One may have hoped that things would improve after the big dictators of the century had passed from the political scene. Unfortunately, not much has changed. As before, small countries are overrun with war and occupation, their freedom stolen and subjugated. And as before, every means is justified – including bloody terror. Just as during World War II, millions of people have been (and are being) displaced from their land and homes and subjected to misery or death. Following the end of the War, the statesmen of today have not succeeded in establishing the conditions that the world so sorely needs. They stand more or less helpless in the face of developments. One does well to keep in mind what General MacArthur once said: “War is not simply ‘the continuation of politics by other means,’ but its bankruptcy.”


What the World Needs


That the world of high politics has ended up in conditions that, in part, can be described as nothing less than chaotic is ultimately caused by the fact that the mores of political ethics are no longer considered binding.


It is time that ethical considerations are finally given renewed standing in politics. The moral wilderness that has gripped the arena since the first World War, must be stopped. The foundational principles of mutual respect and good faith [Treu und Glauben] must find renewed application in relations between nations. Treaty violations must be scorned; the breach of international legal norms must be openly condemned. Human lives must once again be accorded the respect that is deserving of its highest value.
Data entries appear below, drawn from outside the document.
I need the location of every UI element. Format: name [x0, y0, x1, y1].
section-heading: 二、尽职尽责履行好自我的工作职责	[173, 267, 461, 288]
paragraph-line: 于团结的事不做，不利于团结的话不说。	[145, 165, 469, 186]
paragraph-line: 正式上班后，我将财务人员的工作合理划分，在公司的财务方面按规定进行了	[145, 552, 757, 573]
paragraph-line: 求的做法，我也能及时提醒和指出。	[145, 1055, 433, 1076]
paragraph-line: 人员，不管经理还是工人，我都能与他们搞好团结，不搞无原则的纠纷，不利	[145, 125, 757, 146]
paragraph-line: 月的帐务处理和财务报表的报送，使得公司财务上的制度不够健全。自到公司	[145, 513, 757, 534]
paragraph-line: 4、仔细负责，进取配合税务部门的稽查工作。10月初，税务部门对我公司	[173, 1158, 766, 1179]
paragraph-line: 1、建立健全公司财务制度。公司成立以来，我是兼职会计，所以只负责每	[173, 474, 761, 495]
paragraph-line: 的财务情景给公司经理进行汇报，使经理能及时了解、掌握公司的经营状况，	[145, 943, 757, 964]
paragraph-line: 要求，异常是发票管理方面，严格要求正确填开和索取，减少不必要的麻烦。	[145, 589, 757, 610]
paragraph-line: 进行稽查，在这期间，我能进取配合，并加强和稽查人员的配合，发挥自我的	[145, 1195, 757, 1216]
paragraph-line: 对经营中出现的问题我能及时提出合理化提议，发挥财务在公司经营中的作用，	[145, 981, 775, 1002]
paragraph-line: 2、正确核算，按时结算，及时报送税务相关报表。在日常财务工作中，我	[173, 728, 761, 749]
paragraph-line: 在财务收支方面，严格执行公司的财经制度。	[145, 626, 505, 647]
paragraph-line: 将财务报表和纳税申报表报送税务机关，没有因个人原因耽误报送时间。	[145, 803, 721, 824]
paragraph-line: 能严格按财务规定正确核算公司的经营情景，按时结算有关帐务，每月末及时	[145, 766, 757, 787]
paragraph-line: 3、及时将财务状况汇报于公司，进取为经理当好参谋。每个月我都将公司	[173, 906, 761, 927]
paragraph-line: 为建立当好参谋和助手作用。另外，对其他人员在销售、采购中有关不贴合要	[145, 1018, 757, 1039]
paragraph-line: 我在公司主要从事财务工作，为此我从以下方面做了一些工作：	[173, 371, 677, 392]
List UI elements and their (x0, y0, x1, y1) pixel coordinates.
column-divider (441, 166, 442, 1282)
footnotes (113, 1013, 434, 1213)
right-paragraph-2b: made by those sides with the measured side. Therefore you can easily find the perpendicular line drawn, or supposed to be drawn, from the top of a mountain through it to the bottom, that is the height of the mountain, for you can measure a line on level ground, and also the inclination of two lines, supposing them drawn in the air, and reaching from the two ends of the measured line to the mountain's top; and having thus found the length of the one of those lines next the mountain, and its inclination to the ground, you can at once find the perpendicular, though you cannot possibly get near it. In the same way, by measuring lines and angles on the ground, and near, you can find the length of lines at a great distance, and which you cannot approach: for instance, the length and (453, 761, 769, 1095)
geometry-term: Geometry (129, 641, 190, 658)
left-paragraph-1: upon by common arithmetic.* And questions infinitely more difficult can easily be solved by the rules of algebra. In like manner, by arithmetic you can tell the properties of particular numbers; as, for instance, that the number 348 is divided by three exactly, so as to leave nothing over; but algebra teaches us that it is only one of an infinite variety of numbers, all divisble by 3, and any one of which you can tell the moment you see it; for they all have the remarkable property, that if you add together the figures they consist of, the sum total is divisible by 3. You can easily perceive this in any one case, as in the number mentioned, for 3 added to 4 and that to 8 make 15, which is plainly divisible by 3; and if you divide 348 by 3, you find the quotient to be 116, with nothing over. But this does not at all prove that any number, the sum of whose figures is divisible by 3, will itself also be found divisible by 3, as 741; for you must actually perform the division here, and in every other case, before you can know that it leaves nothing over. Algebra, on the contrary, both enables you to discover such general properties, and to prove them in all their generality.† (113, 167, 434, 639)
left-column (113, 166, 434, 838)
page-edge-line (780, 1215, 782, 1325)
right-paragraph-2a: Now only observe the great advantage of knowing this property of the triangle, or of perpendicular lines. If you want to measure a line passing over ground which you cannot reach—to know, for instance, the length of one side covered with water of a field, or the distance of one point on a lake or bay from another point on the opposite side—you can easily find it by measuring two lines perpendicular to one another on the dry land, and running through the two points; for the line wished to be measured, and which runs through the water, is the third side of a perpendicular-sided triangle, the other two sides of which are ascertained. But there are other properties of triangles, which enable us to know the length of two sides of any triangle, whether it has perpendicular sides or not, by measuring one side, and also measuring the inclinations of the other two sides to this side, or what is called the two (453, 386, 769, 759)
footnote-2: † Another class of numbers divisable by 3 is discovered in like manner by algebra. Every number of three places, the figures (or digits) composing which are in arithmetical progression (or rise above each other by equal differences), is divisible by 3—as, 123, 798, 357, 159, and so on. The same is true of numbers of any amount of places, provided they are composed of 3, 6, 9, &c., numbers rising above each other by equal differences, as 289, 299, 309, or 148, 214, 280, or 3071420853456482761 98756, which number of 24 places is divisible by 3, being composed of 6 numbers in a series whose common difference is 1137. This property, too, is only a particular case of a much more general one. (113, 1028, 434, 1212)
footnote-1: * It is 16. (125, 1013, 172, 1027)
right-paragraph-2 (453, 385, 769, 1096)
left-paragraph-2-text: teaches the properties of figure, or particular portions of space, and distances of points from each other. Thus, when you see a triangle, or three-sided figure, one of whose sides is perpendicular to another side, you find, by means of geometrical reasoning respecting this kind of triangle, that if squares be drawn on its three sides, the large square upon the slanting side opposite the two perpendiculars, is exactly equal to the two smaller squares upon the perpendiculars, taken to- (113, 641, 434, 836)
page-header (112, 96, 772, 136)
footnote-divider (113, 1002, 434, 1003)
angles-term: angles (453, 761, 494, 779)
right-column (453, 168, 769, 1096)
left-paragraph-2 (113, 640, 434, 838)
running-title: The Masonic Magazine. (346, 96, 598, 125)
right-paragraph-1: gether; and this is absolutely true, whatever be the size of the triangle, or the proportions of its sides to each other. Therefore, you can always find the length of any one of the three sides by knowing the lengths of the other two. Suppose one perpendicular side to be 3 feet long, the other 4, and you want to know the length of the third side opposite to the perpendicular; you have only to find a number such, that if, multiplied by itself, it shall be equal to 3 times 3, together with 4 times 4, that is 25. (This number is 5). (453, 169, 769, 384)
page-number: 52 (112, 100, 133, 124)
War must be declared the greatest of all evils. The thesis that politics and ethics have nothing to do with each other must be eradicated from the minds of all humankind.


Every power stripped of morality is inherently evil. The statesman who is mindful of his responsibilities must therefore ask himself with every step he takes if he can live with his conscience. Conscientious accountability to God, the soul of his nation, and the future of the whole of humankind in solidarity are all equally necessary (Max Scheler). It is only this dedication to the majestic idea of the law and the objective hierarchy of values overall, derived from a high moral seriousness, that makes the statesman and distinguishes him from ordinary politicians.

Overcoming this gulf between politics and morality must be considered the most important task of modern statecraft. Political leaders in all nations and all parts of the world must be made to conduct themselves in accordance with the principles of political ethics, as detailed in Chapter 13 of this book [The Statesman and Ethical Norms].


There will always be situations where tyrants do not hold themselves to this standard and instead operate with aggression and oppression. Mechanisms will need to be developed to counter these offenses. Because it will be impossible, as a rule, to physically prevent these evil-doers from continuing their behavior, public denunciations remain the only recourse.


Resolutions of the United Nations have proven to be mostly ineffective. Their adoption is also much too dependent on the goodwill of the participating states and their respective interests. It will therefore be necessary to establish an independent authority above the states, which will immediately disparage and denounce every violation of the law and every other breach of the norms of international morality and continue with this denunciation until the norms of political ethics are respected. This is the only way to restrain the detractors of the rule of law and political decency and to curb and overcome the immoralism in the domain of high politics. The unscrupulous pursuit of power by individuals can only be countered by lobbing public denunciations on the heels of every offense. That this critically important controlling task can be entrusted only to morally upstanding personalities is obvious.


It is therefore advisable that members of the international legal community be encouraged to conclude treaties that legalize and institutionalize this controlling authority. Only in this way will it be possible to overcome the state of anarchy that governs the life of nations today and to restore the rule of law and morality in the international arena to its former prominence.